Seu pulso, no entanto, foi agarrado por uma força descomunal.
— Rosângela Nunes, peça desculpas! — Henrique Gomes continha sua fúria a muito custo.
A defesa do homem fez Eva Ribeiro vibrar internamente.
Rosângela Nunes olhou para trás, encarando os olhos negros e furiosos de Henrique Gomes com frieza.
— Não vou pedir.
— Rosângela Nunes, você pode parar de ser irracional? Você sabe muito bem que a Eva está grávida e ainda a empurrou com tanta força.
— E se algo acontecesse com a criança? Como eu explicaria isso ao Cesar Lacerda?
Ele podia tolerar o ciúme de Rosângela Nunes, mas isso não significava que ela pudesse agir sem escrúpulos.
— Eu não a empurrei.
— Eu vi com meus próprios olhos! — Henrique Gomes estava incrédulo. — Rosângela Nunes, como você se tornou essa pessoa?
— Foi você quem mudou! — Rosângela Nunes soltou sua mão com força do aperto de Henrique Gomes, e seu olhar gélido recaiu sobre o braço de Eva Ribeiro, que ainda segurava Henrique.
Ela desviou o olhar e respirou fundo para manter a calma.

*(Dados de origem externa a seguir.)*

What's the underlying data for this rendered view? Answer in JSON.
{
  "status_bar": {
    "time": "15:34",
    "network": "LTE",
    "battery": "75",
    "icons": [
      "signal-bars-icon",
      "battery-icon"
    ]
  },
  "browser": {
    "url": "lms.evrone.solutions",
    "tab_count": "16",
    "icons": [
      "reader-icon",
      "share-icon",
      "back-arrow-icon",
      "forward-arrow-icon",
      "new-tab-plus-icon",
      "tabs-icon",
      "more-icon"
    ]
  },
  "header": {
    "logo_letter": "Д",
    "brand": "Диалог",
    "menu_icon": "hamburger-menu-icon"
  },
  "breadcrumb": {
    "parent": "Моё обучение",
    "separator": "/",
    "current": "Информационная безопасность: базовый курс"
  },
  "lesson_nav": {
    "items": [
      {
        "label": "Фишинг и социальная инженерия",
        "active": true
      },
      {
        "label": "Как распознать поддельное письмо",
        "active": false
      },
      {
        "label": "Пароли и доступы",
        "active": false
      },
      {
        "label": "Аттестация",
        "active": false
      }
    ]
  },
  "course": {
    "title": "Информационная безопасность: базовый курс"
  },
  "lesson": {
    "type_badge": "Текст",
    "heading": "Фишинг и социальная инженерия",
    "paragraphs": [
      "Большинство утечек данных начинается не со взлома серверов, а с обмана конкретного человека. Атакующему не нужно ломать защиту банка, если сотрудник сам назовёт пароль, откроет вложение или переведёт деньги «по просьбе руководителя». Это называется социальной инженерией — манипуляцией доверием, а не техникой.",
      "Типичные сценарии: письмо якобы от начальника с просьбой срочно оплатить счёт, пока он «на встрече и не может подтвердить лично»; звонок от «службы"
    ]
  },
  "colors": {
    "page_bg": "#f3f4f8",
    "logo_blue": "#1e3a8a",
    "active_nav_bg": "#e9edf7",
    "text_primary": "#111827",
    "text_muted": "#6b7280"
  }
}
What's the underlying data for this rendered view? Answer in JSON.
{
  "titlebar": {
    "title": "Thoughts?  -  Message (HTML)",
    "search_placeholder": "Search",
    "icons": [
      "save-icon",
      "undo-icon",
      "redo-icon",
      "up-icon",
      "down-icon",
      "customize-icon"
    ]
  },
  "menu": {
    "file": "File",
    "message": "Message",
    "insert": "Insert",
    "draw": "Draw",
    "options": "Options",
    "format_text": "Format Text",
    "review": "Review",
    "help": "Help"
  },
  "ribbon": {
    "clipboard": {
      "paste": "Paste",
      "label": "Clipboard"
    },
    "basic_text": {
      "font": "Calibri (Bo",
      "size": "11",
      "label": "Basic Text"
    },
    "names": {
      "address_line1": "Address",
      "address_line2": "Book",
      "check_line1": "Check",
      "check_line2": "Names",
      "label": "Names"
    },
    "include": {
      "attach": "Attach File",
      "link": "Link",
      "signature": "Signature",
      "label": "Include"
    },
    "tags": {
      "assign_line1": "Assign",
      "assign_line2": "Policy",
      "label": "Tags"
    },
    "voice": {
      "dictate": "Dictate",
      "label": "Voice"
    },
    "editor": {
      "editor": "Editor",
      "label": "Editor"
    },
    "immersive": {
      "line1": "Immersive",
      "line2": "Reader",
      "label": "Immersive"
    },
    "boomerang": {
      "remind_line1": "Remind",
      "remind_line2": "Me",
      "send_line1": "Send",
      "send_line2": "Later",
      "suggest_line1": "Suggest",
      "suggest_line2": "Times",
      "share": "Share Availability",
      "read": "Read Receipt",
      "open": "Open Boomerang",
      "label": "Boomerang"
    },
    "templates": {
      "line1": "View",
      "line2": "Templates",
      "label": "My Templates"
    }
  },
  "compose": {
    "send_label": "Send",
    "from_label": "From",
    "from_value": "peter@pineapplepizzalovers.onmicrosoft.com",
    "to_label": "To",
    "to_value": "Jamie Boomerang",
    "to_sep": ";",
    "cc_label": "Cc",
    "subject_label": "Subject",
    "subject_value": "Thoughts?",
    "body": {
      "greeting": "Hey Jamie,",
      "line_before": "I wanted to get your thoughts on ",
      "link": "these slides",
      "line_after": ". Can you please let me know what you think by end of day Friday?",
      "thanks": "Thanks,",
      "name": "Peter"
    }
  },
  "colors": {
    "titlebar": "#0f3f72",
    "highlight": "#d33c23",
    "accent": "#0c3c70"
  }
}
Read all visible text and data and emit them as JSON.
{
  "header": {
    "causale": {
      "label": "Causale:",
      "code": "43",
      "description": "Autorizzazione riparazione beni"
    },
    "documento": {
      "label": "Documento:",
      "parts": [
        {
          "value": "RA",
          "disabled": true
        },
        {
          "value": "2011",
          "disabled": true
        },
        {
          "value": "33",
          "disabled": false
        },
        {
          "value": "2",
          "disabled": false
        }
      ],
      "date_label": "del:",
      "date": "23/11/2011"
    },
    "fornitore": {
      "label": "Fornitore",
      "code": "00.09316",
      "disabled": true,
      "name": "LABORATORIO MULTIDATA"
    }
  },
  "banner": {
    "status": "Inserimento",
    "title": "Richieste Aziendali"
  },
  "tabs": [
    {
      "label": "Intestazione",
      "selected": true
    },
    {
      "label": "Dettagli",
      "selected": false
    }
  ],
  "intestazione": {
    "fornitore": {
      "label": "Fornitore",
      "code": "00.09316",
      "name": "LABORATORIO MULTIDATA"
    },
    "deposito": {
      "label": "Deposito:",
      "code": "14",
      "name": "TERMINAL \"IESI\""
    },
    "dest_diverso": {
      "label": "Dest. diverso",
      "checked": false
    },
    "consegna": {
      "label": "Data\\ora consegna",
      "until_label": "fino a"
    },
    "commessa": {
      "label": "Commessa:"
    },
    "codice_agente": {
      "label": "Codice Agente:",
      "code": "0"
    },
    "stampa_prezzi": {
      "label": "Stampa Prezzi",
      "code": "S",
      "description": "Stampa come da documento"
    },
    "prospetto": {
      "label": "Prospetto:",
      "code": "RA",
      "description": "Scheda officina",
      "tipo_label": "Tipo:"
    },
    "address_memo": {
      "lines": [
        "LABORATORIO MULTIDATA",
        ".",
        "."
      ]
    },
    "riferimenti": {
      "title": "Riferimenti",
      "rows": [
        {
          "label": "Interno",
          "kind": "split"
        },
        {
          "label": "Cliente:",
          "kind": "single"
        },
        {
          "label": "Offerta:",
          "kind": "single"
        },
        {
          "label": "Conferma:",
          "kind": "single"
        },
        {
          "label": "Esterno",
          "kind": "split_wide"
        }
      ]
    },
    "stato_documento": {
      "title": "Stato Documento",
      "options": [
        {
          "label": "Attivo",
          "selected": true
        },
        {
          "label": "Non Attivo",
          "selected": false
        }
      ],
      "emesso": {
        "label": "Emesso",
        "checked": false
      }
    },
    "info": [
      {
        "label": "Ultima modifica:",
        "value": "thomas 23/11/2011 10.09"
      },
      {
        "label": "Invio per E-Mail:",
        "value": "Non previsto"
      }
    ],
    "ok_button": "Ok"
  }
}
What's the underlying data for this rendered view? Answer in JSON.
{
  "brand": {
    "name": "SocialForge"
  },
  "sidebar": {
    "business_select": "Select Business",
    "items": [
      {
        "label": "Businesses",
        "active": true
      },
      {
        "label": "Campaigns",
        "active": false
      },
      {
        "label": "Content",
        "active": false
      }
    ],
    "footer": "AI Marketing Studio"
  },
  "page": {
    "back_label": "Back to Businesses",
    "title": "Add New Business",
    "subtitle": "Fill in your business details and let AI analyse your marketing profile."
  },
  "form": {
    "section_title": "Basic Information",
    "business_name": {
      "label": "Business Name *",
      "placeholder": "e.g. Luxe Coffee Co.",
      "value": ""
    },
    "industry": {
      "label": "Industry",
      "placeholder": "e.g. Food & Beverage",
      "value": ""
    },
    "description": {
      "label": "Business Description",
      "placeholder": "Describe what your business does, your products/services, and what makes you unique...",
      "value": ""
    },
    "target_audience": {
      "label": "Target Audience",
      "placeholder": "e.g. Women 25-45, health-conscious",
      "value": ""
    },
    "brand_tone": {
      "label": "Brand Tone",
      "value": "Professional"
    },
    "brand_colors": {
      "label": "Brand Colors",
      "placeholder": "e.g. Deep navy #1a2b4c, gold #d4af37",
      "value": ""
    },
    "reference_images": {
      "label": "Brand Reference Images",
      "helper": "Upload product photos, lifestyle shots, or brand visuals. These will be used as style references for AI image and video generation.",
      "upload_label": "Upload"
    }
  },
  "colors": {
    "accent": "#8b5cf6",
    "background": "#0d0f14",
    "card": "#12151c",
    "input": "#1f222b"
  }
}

— Eu não a empurrei. Acredite se quiser.
Em seguida, virou-se e caminhou em direção ao quarto sem olhar para trás.
Eva Ribeiro estreitou os olhos atrás de Henrique Gomes, decidida a jogar mais lenha na fogueira, e correu para segurar a mão de Rosângela Nunes, demonstrando aflição.
— Dra. Nunes, por favor, não brigue com o Henrique por minha causa. Se você realmente se importa, eu não deixarei mais que ele me acompanhe nos exames.
Rosângela Nunes achava que seu temperamento já era bom o suficiente; mesmo provocada e mal interpretada por Henrique Gomes, ela não havia explodido.
Mas Eva Ribeiro estava abusando da sorte, confundindo sua tolerância com fraqueza.
Ela não tinha paciência para mimar Eva Ribeiro.
— Eu não te bati por pura educação, não me provoque mais!
Eva Ribeiro fingiu perder o equilíbrio e escorregou repentinamente, inclinando o corpo para trás.
Henrique Gomes se assustou e correu rapidamente para amparar Eva Ribeiro, empurrando Rosângela Nunes, que estava ao lado, no processo.
Rosângela Nunes, pega desprevenida, caiu sentada no chão, um contato íntimo e doloroso com o piso frio.
— Fique tranquila, eu estou bem. — Rosângela Nunes limpou a poeira do pijama hospitalar com indiferença e caminhou para o quarto como se nada tivesse acontecido.
De volta ao quarto, Flávia Lacerda ainda estava preocupada e sugeriu mais exames, mas foi recusada por Rosângela Nunes.
Ela sentou-se na cama, com a voz carregada de cansaço.
— Flávia, eu pretendo pedir demissão.
Flávia Lacerda ficou em silêncio por um momento, olhando firmemente para Rosângela Nunes.
— Rosa, não importa qual seja sua decisão, eu te apoio.
— Obrigada.
— Não precisa agradecer. Melhore logo para que nós três possamos sair e nos divertir!
Rosângela Nunes sorriu levemente.
Naquele momento, chegou a hora da visita médica, e uma figura familiar entrou acompanhada de alguns médicos que pareciam bastante jovens.
— Leito trinta e dois, Rosângela Nunes... Rosa!?